Not sure why this has even governed so much attention here. Larger principle mean larger interest payment(basic math). If he makes the payment the bank does not care if he pays the principle down just means they keep making more money from the interest applied. Again fail to see how this is bad business by the bank.... bad management of money by Hayward maybe, maybe not, no one knows his personal finances. So as long as the bank gets its interest payments now, then gets the original loan amount in the end it is a win for the bank. The bank actually make more money this way resulting in good business by the bank and profits.

Anonymous said...

You write: “Based in the September 30, 2017 FDIC call report, Hayward's Bank had a total of $22,969,000 in total loans. So the Mayor's mortgage represents 4.3% of total loans. Ask yourself, what percentage of your banks TOTAL LOANS (mortgages, car loans, business loans, equipment finance, HELOCS) is your mortgage?”

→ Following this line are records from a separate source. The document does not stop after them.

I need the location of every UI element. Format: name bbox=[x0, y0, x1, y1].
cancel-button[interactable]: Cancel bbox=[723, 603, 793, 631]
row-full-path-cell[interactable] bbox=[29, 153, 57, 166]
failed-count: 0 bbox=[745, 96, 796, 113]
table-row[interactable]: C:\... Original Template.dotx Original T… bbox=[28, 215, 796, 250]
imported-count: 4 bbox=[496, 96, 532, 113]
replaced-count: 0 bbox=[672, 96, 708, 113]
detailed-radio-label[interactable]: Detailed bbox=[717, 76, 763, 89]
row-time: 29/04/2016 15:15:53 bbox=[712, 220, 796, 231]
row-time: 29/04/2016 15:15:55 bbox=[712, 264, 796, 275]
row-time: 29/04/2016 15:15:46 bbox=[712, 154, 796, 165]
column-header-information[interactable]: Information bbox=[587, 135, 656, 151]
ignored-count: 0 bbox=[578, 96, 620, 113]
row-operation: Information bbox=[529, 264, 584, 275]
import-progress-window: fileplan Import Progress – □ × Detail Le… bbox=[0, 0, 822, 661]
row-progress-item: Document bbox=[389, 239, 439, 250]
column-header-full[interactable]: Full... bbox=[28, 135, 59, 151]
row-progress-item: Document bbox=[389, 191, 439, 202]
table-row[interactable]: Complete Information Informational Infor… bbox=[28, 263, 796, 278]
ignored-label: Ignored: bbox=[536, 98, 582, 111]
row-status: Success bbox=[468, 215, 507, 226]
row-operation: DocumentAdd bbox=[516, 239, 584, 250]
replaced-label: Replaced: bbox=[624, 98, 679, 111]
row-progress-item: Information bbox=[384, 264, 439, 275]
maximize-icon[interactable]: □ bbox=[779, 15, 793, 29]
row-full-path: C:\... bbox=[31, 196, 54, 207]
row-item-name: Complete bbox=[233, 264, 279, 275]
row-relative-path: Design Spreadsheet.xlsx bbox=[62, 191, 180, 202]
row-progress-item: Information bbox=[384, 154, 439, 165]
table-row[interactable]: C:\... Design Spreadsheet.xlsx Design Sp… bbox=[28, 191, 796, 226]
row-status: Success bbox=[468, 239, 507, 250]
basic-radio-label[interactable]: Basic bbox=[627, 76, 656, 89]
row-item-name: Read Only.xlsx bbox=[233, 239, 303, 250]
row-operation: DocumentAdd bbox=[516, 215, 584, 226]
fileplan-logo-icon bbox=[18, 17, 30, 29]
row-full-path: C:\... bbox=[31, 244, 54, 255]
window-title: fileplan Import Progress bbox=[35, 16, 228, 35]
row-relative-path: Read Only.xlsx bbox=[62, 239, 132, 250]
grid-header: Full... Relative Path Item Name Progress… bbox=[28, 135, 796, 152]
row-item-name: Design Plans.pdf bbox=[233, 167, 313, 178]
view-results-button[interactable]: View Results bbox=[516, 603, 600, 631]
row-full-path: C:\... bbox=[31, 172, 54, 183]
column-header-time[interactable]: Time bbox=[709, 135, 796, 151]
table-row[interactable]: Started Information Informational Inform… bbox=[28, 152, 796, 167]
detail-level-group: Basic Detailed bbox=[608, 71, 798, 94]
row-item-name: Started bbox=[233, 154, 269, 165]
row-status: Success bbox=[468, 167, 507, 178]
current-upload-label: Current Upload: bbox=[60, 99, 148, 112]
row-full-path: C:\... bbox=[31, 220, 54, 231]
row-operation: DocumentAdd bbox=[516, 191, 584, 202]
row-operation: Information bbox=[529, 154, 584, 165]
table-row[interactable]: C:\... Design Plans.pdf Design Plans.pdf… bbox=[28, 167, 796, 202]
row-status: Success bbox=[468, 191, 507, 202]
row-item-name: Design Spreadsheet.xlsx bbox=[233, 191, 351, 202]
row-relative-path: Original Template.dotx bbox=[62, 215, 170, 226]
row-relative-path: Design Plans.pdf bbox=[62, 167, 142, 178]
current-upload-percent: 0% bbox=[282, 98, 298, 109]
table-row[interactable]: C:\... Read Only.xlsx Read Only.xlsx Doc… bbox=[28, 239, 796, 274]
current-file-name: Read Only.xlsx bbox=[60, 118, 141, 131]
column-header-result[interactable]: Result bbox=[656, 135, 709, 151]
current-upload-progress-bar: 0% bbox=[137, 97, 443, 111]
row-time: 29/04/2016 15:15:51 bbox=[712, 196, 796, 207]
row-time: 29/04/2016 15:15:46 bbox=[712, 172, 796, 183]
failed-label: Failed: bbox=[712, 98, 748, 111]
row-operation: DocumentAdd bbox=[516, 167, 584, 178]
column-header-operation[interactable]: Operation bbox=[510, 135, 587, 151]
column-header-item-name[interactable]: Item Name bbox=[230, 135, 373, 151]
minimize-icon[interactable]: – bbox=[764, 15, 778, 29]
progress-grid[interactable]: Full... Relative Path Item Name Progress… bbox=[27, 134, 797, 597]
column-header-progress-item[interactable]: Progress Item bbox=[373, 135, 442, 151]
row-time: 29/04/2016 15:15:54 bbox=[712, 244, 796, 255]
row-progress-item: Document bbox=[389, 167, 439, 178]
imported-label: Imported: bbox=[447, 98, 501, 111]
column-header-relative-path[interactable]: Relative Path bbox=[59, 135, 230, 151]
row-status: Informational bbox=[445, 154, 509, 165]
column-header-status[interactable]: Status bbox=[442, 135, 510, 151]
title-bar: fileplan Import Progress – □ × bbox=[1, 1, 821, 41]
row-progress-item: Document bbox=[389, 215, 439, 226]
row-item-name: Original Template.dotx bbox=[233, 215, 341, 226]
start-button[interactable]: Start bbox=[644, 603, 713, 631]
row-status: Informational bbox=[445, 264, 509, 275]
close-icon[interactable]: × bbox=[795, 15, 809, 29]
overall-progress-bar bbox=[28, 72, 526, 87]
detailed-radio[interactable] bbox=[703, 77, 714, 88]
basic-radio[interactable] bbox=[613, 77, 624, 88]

Ms. DeWeese, this is not at all uncommon for institutions similar to Warrington Bank with very small loan portfolios. Moreover, from a safety and soundness standpoint, the ratio you cite here (4.3% of total loans) is not really relevant anyway, as banking regulators are far more concerned about loan concentrations as a percentage of an institution’s total capital. This is why the State of Florida, for instance, has established “legal lending limits” for its chartered financial institutions as follows: “…A bank may extend credit to any person, including any related interest of that person, in any amount up to 25 percent of its capital accounts for loans and lines of credit, all components of which are amply and entirely secured (Florida Statute 658.48(1)(a).” We can all do the math here. What we’ll find is that Mr. Hayward’s mortgage with Warrington Bank is well within the regulatory framework described above. You have mentioned elsewhere on your blog that the Zillow estimated value of Mr. Hayward’s residence is $1,531,153. You have also specified the outstanding balance of Mr. Hayward’s mortgage with Warrington Bank on your blog. These figures, if accurate, would result in a very low loan-to-value ratio (LTV) of 64%. Therefore, Warrington Bank’s 1st mortgage position appears to be fully secured and well within supervisory lending limits. Also, Warrington Bank’s Uniform Bank Performance Report indicates that past due loans have been virtually non-existent, which would also indicate that Mr. Hayward’s loan has performed as agreed. There really is nothing to see here. Warrington Bank’s lending and other operating practices have held up to regulatory scrutiny and examination for decades, which is why it is one of the last surviving community banks in Pensacola.